We are just 40 days from the 2020 election, a cycle that coincides with a Supreme Court vacancy that President Donald Trump and Senate Republican say they intend to fill.
This, despite Senate Majority Leader Mitch McConnell blocking President Barrack Obama’s nominee following Justice Antonin Scalia’s death 10 months before the 2016 election.
On Thursday, Vermont Sen. Patrick Leahy said in a meeting of the Judiciary Committee that he opposes Republican efforts to fill the vacancy, considering what happened in 2016. “I’ve never seen such a politicization of the United States Supreme Court,” he said.
Trish Siplon, a political science professor at St.
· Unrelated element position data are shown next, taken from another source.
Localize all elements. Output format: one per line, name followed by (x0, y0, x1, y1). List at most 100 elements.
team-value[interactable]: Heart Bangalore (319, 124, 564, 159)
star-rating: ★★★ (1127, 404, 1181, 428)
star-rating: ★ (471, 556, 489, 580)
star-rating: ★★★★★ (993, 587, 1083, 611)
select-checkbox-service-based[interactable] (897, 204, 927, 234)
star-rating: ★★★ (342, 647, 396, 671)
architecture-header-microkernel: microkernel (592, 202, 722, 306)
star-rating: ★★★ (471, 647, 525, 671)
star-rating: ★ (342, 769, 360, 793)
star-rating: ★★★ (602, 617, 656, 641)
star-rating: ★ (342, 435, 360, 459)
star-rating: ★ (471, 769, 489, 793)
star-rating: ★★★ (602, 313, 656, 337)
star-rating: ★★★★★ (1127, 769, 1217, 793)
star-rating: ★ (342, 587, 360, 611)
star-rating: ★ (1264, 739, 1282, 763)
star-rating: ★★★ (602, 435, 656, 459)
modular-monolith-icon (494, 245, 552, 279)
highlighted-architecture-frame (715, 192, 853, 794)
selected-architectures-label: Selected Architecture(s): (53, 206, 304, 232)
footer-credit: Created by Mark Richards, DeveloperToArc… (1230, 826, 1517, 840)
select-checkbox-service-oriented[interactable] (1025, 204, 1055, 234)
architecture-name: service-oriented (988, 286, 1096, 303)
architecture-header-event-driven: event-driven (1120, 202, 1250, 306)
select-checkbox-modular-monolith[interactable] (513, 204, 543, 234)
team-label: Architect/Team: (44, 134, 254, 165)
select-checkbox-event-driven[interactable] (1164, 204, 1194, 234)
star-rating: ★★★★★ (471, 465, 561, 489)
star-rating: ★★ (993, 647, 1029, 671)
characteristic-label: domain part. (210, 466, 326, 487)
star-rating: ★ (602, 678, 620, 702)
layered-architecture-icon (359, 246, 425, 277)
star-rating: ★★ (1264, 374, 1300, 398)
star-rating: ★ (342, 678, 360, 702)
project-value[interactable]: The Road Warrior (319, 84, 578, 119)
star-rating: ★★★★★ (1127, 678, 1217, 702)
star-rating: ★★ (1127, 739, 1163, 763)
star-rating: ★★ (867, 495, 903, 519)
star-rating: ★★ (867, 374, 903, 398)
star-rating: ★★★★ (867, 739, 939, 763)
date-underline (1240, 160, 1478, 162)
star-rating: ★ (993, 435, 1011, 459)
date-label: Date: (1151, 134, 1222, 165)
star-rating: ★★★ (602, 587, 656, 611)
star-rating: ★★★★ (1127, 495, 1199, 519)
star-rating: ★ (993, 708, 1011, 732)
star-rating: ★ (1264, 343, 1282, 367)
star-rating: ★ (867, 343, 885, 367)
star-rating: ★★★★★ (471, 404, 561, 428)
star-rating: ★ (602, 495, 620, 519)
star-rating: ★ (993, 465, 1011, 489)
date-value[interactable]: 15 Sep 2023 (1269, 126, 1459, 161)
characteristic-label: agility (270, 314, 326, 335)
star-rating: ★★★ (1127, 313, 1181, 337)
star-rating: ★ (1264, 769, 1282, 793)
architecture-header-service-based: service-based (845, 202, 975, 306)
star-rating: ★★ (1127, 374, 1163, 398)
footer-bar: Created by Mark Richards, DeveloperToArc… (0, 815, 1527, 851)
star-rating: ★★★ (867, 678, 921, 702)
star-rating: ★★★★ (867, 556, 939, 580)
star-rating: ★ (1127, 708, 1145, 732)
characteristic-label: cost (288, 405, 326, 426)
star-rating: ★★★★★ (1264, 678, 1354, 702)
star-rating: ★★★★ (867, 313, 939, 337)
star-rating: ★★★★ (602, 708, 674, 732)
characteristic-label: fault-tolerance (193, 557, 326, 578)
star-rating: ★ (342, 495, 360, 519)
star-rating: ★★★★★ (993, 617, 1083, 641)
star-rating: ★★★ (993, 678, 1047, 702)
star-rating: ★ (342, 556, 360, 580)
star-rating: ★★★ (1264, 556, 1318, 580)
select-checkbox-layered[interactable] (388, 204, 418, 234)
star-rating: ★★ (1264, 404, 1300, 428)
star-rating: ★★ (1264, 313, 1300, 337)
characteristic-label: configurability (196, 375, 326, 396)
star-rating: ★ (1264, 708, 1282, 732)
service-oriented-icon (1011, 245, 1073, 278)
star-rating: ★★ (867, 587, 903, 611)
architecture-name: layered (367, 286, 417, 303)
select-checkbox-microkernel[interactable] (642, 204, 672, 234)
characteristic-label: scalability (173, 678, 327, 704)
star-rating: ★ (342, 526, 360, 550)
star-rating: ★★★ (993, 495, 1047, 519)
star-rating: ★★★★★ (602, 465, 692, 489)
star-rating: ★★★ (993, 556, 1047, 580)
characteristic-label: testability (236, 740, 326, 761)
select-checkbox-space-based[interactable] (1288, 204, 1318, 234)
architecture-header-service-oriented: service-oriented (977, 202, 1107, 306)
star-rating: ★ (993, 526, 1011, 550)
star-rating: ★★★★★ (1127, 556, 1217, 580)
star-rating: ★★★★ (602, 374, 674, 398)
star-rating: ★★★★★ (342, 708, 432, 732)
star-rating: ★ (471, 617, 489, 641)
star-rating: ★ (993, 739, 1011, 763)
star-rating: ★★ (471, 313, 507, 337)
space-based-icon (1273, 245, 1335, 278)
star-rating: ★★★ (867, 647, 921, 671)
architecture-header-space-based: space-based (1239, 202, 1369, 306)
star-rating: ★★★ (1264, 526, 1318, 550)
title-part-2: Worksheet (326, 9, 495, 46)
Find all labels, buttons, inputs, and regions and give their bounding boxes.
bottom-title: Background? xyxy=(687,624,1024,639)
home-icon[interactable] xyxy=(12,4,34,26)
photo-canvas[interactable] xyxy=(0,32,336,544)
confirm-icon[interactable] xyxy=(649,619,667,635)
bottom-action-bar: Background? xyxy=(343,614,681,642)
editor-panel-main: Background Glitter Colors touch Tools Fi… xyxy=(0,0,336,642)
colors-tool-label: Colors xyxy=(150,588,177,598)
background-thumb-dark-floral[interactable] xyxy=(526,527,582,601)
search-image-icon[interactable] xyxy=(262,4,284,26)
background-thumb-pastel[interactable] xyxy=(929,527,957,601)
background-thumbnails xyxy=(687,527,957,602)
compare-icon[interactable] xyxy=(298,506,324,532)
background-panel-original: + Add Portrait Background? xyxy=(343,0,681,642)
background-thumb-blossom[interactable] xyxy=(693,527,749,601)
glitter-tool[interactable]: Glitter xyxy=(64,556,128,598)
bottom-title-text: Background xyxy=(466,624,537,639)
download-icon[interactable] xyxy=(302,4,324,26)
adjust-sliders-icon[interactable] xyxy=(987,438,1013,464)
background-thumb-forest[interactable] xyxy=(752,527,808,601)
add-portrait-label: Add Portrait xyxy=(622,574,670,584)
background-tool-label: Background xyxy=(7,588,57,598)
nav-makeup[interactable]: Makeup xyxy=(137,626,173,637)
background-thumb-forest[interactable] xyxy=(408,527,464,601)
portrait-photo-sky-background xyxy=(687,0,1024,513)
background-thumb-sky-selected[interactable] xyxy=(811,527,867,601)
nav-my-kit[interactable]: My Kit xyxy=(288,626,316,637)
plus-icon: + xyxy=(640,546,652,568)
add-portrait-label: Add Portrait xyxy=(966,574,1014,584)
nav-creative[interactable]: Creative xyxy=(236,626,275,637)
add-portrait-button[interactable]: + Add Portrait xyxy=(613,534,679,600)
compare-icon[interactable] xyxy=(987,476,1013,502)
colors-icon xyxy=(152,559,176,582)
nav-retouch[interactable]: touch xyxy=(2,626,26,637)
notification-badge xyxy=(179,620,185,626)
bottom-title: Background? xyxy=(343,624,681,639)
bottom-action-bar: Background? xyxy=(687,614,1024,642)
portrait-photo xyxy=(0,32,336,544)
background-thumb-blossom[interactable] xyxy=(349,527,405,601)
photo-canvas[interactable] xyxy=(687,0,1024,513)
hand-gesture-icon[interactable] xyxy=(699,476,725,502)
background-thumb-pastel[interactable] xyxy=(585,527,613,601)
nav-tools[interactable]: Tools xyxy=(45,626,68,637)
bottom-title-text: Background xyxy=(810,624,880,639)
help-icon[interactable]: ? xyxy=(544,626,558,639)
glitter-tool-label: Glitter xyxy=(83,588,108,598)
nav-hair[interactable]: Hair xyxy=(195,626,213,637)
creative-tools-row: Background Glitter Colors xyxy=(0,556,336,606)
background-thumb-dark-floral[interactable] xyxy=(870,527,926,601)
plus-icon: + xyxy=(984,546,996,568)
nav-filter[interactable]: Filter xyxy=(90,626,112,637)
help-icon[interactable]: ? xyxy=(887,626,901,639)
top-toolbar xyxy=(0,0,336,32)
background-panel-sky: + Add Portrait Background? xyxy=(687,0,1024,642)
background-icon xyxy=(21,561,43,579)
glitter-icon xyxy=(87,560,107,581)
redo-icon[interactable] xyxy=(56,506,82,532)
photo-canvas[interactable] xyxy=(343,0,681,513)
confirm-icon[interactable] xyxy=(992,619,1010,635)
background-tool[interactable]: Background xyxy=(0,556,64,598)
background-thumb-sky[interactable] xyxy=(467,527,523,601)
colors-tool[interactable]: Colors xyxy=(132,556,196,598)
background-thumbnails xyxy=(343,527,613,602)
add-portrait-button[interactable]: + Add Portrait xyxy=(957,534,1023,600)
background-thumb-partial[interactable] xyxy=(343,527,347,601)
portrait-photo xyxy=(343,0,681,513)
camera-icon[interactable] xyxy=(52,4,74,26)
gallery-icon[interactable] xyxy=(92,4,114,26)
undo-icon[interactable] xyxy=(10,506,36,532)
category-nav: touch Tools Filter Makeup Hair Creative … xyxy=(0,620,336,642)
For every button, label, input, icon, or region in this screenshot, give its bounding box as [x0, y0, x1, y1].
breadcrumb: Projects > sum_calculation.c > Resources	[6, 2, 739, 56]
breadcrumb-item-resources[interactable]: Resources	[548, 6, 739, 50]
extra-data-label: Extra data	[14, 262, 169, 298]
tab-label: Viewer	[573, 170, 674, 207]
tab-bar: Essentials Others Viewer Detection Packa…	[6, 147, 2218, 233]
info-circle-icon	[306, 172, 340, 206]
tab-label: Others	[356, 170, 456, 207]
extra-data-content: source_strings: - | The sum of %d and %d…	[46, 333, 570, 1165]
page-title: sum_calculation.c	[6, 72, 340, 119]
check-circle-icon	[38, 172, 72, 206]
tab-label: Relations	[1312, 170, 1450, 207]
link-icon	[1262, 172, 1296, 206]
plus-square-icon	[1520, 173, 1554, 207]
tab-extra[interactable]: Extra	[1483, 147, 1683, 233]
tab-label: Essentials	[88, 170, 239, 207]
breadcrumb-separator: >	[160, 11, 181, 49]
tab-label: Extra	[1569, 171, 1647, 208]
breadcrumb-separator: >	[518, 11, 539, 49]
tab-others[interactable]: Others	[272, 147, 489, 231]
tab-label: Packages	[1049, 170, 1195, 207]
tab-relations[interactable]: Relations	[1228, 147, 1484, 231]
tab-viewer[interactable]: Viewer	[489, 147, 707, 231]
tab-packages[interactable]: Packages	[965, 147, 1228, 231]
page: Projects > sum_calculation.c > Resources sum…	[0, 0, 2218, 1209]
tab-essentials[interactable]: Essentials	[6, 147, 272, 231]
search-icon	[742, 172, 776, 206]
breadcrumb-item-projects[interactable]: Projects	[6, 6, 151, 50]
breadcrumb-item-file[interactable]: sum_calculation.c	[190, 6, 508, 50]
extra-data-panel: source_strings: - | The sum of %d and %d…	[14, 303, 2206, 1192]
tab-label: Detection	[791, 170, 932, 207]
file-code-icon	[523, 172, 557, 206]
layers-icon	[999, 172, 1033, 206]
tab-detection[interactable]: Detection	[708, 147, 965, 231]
Michael’s College, said McConnell appeared to set a new precedent by refusing to hold hearings on Merrick Garland, Obama’s nominee. But the decision to move forward with a Trump nominee, expected to be announced Saturday, is an “enormous departure from norms.”
“When Obama was faced with the replacement for Judge Scala, it was an election year,” she said. “But it was an election year where there was still 10 months to go.”
But Jared Carter, a professor at Vermont Law School, says the process for filling Supreme Court vacancies is spelled out in the Constitution, and although cries of hypocrisy are understandable, two wrongs don’t make a right.
“I think we should follow [the process],” Carter said. “And, in fact, there’s been 24, I believe, Supreme Court vacancies during a presidential election year and 21 of those have been filled, so it’s not an uncommon occurrence.”
Carter says if we politicize the Supreme Court too much, American democracy is at risk. To aboid that, he said we should use the Constitution as a framework for filling vacancies.
“In the end, we all got to be able to circle back to the Constitution, make it better, strengthen it, but certainly not tear it up, tear it asunder, certainly not politicize the Supreme Court,” said Carter.